It’s been a while.
I’ve been away. Thinking. Getting counselling. Reading books and columns by authors on topica around growth, development, change, behaviour, abuse, parenting, bravery, and shame.
Lots of reading. Trying to reevaluate my priorities and needs while I have the luxury (of time) to do so.
These last four months have been perhaps some of the best four months in the last decade of my life, because they’ve granted me the time and space to pause, reflect, and think. To engage in the Socratic method. And the entire time I’ve been supported emotionally and socially by my amazing partner.
A few months ago I started a sub-diary here, taxonomically speaking, to monitor my alcohol intake. Unlike my daily beard photo (see my instagram feed for more on this), the amount of time and energy required to produce a daily update was more than I could commit to.
But it also raised a point of concern somewhere in the dusty halls of my brain: if I have to keep a daily written log of my alcohol intake, surely that can’t be a good sign?
And I don’t think it was. But it led to a good outcome. But before I explain further, we need to time travel nine years into the past.
A little under a decade ago I received my MA in Communication/Publishing/Some Wierd Mishmash of Stuff from the University of Sydney.
Upon doing so, I found myself applying for a random TAFE course, and subsequently a graduate diploma in Business Management at the now defuncy Sydney Business Institute.
During this time I met a woman who I began dating and (depending on who you ask based on acceptence of traditions) became engaged to. (In Russia an engagement ring and its associated baggage is not the standard approach; rather – two people simply agree to get married.)
The relationship ultimately broke down, due to me finally leaving my partner, due to her verbally and emotionally abusive behaviour (though at the time I would not have known to call it that, and would have simply called her “controlling”).
This had some very severe and long-lasting repercussions on my overall well-being.

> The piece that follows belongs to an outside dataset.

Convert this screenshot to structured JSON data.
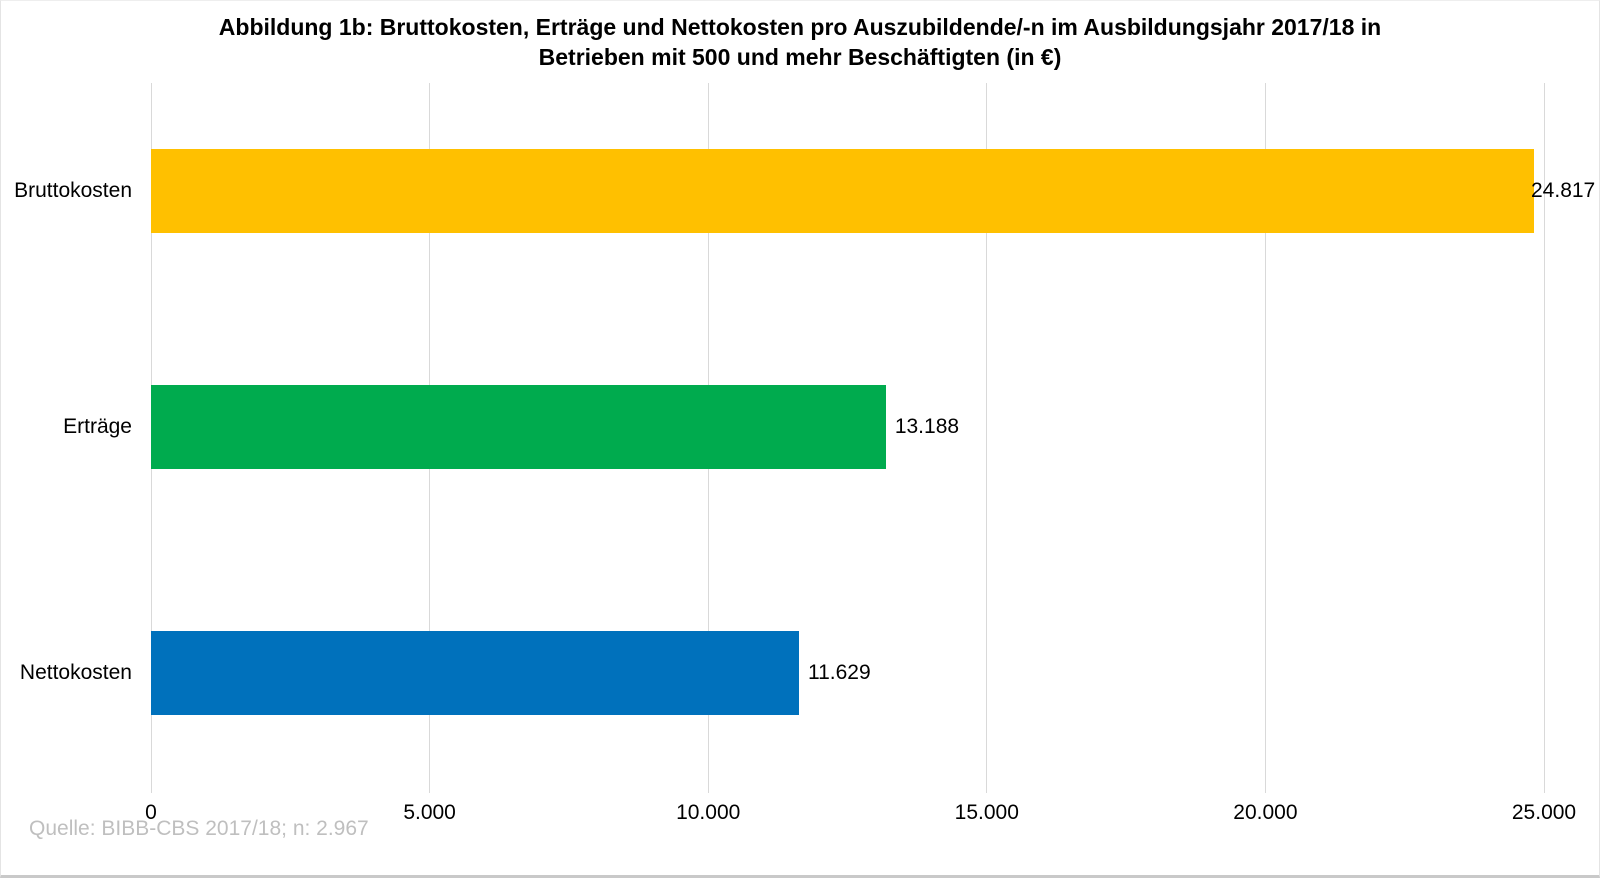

This includes a drinking habit that, while by no means is severe, is consistent.
I wasn’t the biggest drinker before meeting my (now) ex. Certainly, as someone who had spent nearly a decade in the univetsity system, I was accustomed to the parties and alcohol consumption that went with them.

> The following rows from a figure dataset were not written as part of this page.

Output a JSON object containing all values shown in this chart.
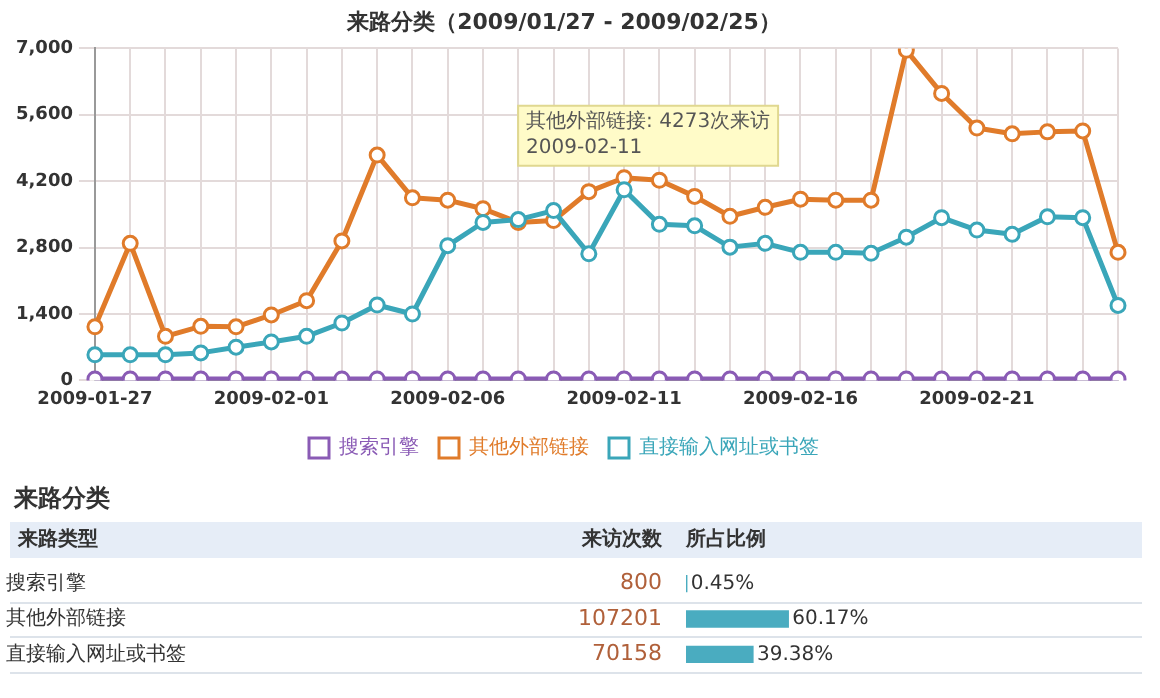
{
  "chart_data": [
    {
      "type": "line",
      "title": "来路分类（2009/01/27 - 2009/02/25）",
      "categories": [
        "2009-01-27",
        null,
        null,
        null,
        null,
        "2009-02-01",
        null,
        null,
        null,
        null,
        "2009-02-06",
        null,
        null,
        null,
        null,
        "2009-02-11",
        null,
        null,
        null,
        null,
        "2009-02-16",
        null,
        null,
        null,
        null,
        "2009-02-21",
        null,
        null,
        null,
        null
      ],
      "series": [
        {
          "name": "搜索引擎",
          "color": "#8a5bb5",
          "values": [
            30,
            30,
            30,
            30,
            30,
            30,
            30,
            30,
            30,
            30,
            30,
            30,
            30,
            30,
            30,
            30,
            30,
            30,
            30,
            30,
            30,
            30,
            30,
            30,
            30,
            30,
            30,
            30,
            30,
            30
          ]
        },
        {
          "name": "其他外部链接",
          "color": "#e07b2a",
          "values": [
            1130,
            2890,
            930,
            1140,
            1130,
            1380,
            1680,
            2940,
            4750,
            3850,
            3800,
            3620,
            3330,
            3370,
            3980,
            4273,
            4220,
            3880,
            3460,
            3650,
            3820,
            3800,
            3800,
            6960,
            6050,
            5320,
            5200,
            5240,
            5260,
            2700
          ]
        },
        {
          "name": "直接输入网址或书签",
          "color": "#3aa6b9",
          "values": [
            540,
            540,
            540,
            580,
            700,
            810,
            930,
            1210,
            1590,
            1400,
            2840,
            3330,
            3390,
            3580,
            2670,
            4020,
            3290,
            3260,
            2810,
            2890,
            2700,
            2700,
            2680,
            3020,
            3430,
            3170,
            3080,
            3450,
            3430,
            1580
          ]
        }
      ],
      "ylim": [
        0,
        7000
      ],
      "yticks": [
        0,
        {
          "value": 1400,
          "label": "1,400"
        },
        {
          "value": 2800,
          "label": "2,800"
        },
        {
          "value": 4200,
          "label": "4,200"
        },
        {
          "value": 5600,
          "label": "5,600"
        },
        {
          "value": 7000,
          "label": "7,000"
        }
      ],
      "annotations": [
        {
          "text": "其他外部链接: 4273次来访\n2009-02-11",
          "x": "2009-02-11",
          "y": 4273
        }
      ],
      "grid": true,
      "legend": "bottom",
      "marker": "circle"
    },
    {
      "type": "bar",
      "orientation": "horizontal",
      "title": "来路分类",
      "ylabel": "来路类型",
      "xlabel": "所占比例",
      "categories": [
        "搜索引擎",
        "其他外部链接",
        "直接输入网址或书签"
      ],
      "values": [
        0.45,
        60.17,
        39.38
      ],
      "value_labels": [
        "0.45%",
        "60.17%",
        "39.38%"
      ],
      "color": "#4aacc0",
      "annotations": [
        "来访次数",
        "800",
        "107201",
        "70158"
      ]
    }
  ]
}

But never would I have called my intake consistent.
In the aftermath of the relationship’s collapse and the six months of legal insanity that followed (which I will never understand), I went on something of a small bender.
Eventually, in the wake of an excellent level of therapy from a terrific psychologist, my anxieties and depression calmed and I no longer found myself self-medicating.
I still enjoyed a good “tipple” as they say here in Kangaroostan. And hardly a day has passed since then when I have not had at least *a* drink. As one friend pointed out: she did not know anyone else who was such a consistent drinker.
Time travelling back to now – the last four months have provided the time and space necessary to look back on the past, think about the present, and wonder about the future.
We’d like to start a family. Buy a place somewhere. Have enough room for all our books and computers and toys. And to raise kids that we hope to try and have be good humans requires us to first and foremost be the kind of people that we feel comfortable having our kids learn from.
Also: I am on a pretty serious dosage of anti-depressants (75mg of Cymbalta per day). And alcohol can obviously interfere with the effectivity of anti-depressants.
Therefore, barring a particular special occasion now and then, we’ve decided it is best to cut my consumption of alcohol down to zero.
As we have identified that my depression and anxiety were genetically inherited from my mother, the sanest and most intelligent approach, in light of all these factors and issues, is to simply bring alcohol consumption to a complete halt (barring, as I mentioned, special occasions).
And you know what?
I like it. This decision feels *right*.